NEW DELHI: The current crisis in Pakistan will only benefit the hardline Islamic parties in Pakistan, says Mohammad Shehzad. The Islamabad-based journalist, who’s been writing for various Pakistani and foreign publications since 1992 is also the author of The State of Islamic Radicalism in Pakistan, and Love and Fear: Poems Beyond Time. When he’s not busy writing or asking provocative questions on his video channel, he learns the tabla and classical vocal music.
In a wide ranging interview with Ramananda Sengupta, Shehzad said none of the political parties, including Imran Khan’s PTI, would gain from the current financial crisis, which was only strengthening the hands of the Jihadis. And that it was a dangerous thing not just for Pakistan but the entire world. Excerpts:
Q: How bad is the current economic crisis in Pakistan and how can it be resolved?

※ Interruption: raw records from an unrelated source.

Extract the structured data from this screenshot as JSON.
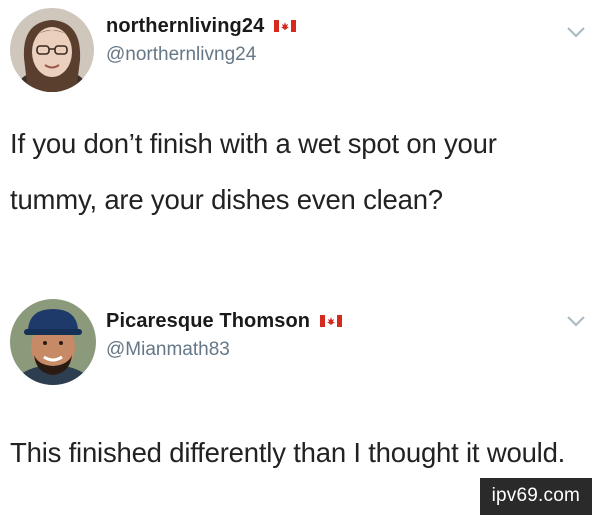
{
  "tweets": [
    {
      "display_name": "northernliving24",
      "handle": "@northernlivng24",
      "flag_icon": "canada-flag-icon",
      "text": "If you don’t finish with a wet spot on your tummy, are your dishes even clean?"
    },
    {
      "display_name": "Picaresque Thomson",
      "handle": "@Mianmath83",
      "flag_icon": "canada-flag-icon",
      "text": "This finished differently than I thought it would."
    }
  ],
  "watermark": "ipv69.com",
  "colors": {
    "flag_red": "#d52b1e",
    "handle_gray": "#657786",
    "chevron_gray": "#aab8c2"
  }
}
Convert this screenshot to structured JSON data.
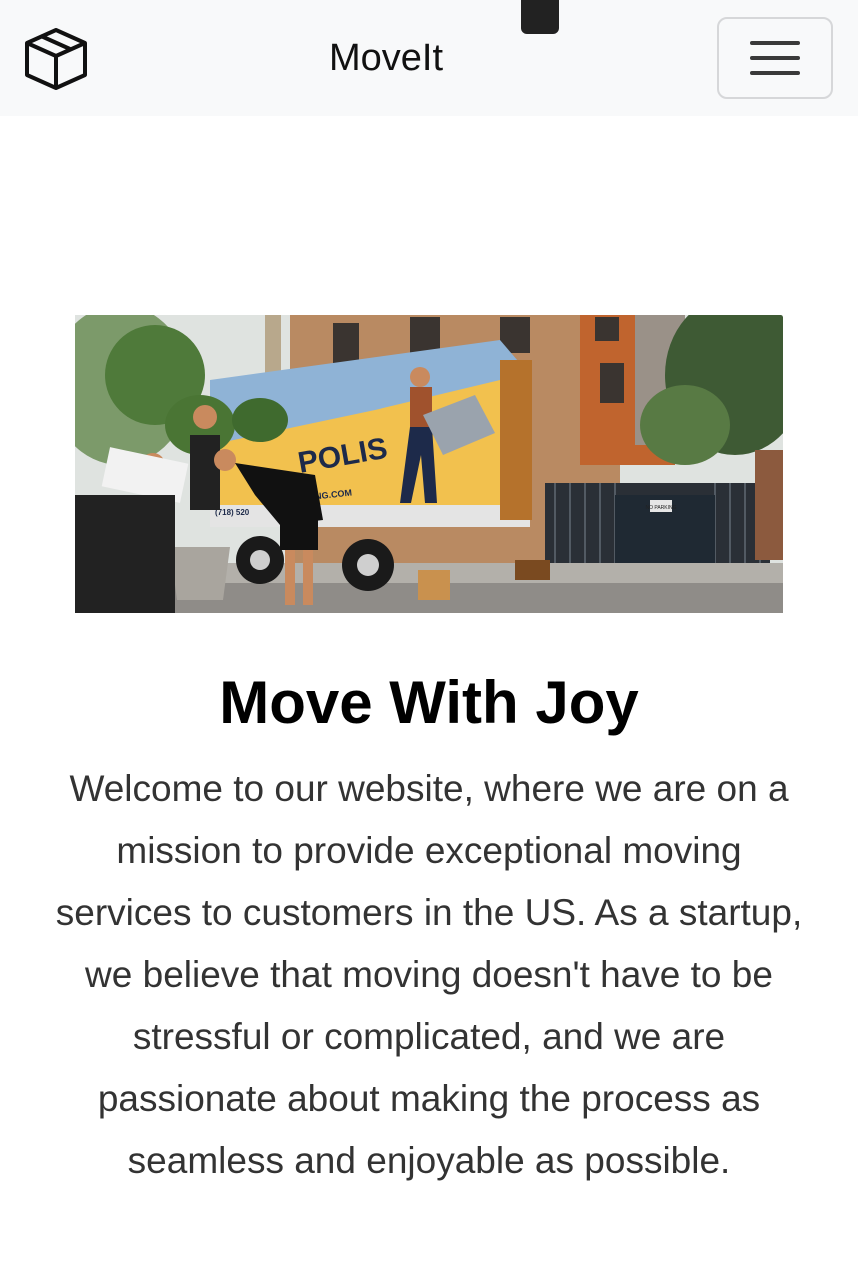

A: The current crisis is so serious that the other day the Governor of our State Bank was invited by the business community of Karachi. And they created a lot of suspense around a beautiful wooden box, which they presented to him, saying, “Sir, we have a gift for you, ” as if they were gifting him a souvenir. But in that box were the keys of their factories, of their industries. And they said, “Sir, we are in this business for decades, but now we cannot run it. You are the policymaker, now you run it and you prove to us how they can be run”. And trust me, the Governor was very embarrassed, he had no answer.
And then the other day I was listening to a special assistant of Prime Minister Shehbaz Sharif, who publicly admitted that Ishaq Dar, our finance minister, does not meet the business community, and takes directions directly from London, meaning former Prime Minister Nawaz Sharif. So how can we put things back to order?
(Two-time Prime Minister Nawaz Sharif, who was disqualified from holding public office by the Pakistani Supreme Court in 2018 and sentenced to 10 years in prison by an accountability court, went to London on bail for medical treatment and never returned. He is the brother of Shehbaz Sharif)
Q: Will the current financial crisis benefit former Prime Minister Imran Khan, who has been accusing the government of selling out to the West by going to the IMF?
A: I’m not an economist but I can tell you it seems that the Tehreek-e-Taliban or TTP (the Tehreek-e-Taliban-e-Pakistan, an umbrella organization of various Islamist militant groups operating along the Afghan–Pakistani border) is benefiting from the crisis. It’s not going to benefit Imran Khan or his party at all. The reason is simple. The Taliban have taken over Kabul. The TTP is back. We don’t have money to fight the terrorists. Uncle Sam has abandoned us. Uncle Sam created an enemy (The Afghan Taliban), fought with it for 20 years and surrendered before the same enemy. So how can we fight them if Uncle Sam could not defeat them?
The jihadis are benefiting from the current crisis because they are into charity. Many jihadi outfits or religious outfits have set up free langars, where people who are suffering from this crisis can get free food. The state has failed to provide roti, kapda aur makaan (food, clothing and shelter), which was the slogan of the Pakistan People’s Party. These jihadis are providing free food, and during the recent floods, they did wonderful relief work. You would recall that in 2005, even the enemies of these jihadis appreciated their relief work. So the only people this current crisis will benefit are the jihadis. It’s not going to benefit Imran Khan, because Imran Khan was in power for almost four years and the poor became poorer. And it certainly won’t benefit the Pakistan Muslim League (Nawaz), now in power.
It is a dangerous situation not just for Pakistan but for our neighbours as well. If the TTP took over Pakistan, their next target will be India and then rest of the world. So right now, I believe that the international community should help Pakistan generously, otherwise this scourge will spread to every corner of the world. If we became bankrupt, if we became a lawless state, if there is a civil war here, it will certainly affect the rest of the world very badly too.
Q: So what does one do now?
A: I was reading a column by my favourite columnist, Ayaz Amir, where he quoted Chairman Mao of China as saying that when a crisis touches its peak, and it cannot get any worse, that is the time when you will find a solution.
But he was Chairman Mao and they were Chinese, we are not. Imran Khan is not Chairman Mao. Nawaz Sharif is not Chairman Mao, we are not Chinese people. Now the question is that, can we Pakistanis find a solution when our situation has become the worst? No, I don’t think so. I think more than us the international community is more worried about our situation, as it fears that a bankrupt Pakistan, a lawless Pakistan marked by civil war is not good for their interests. So they should help Pakistan, and I think they are helping.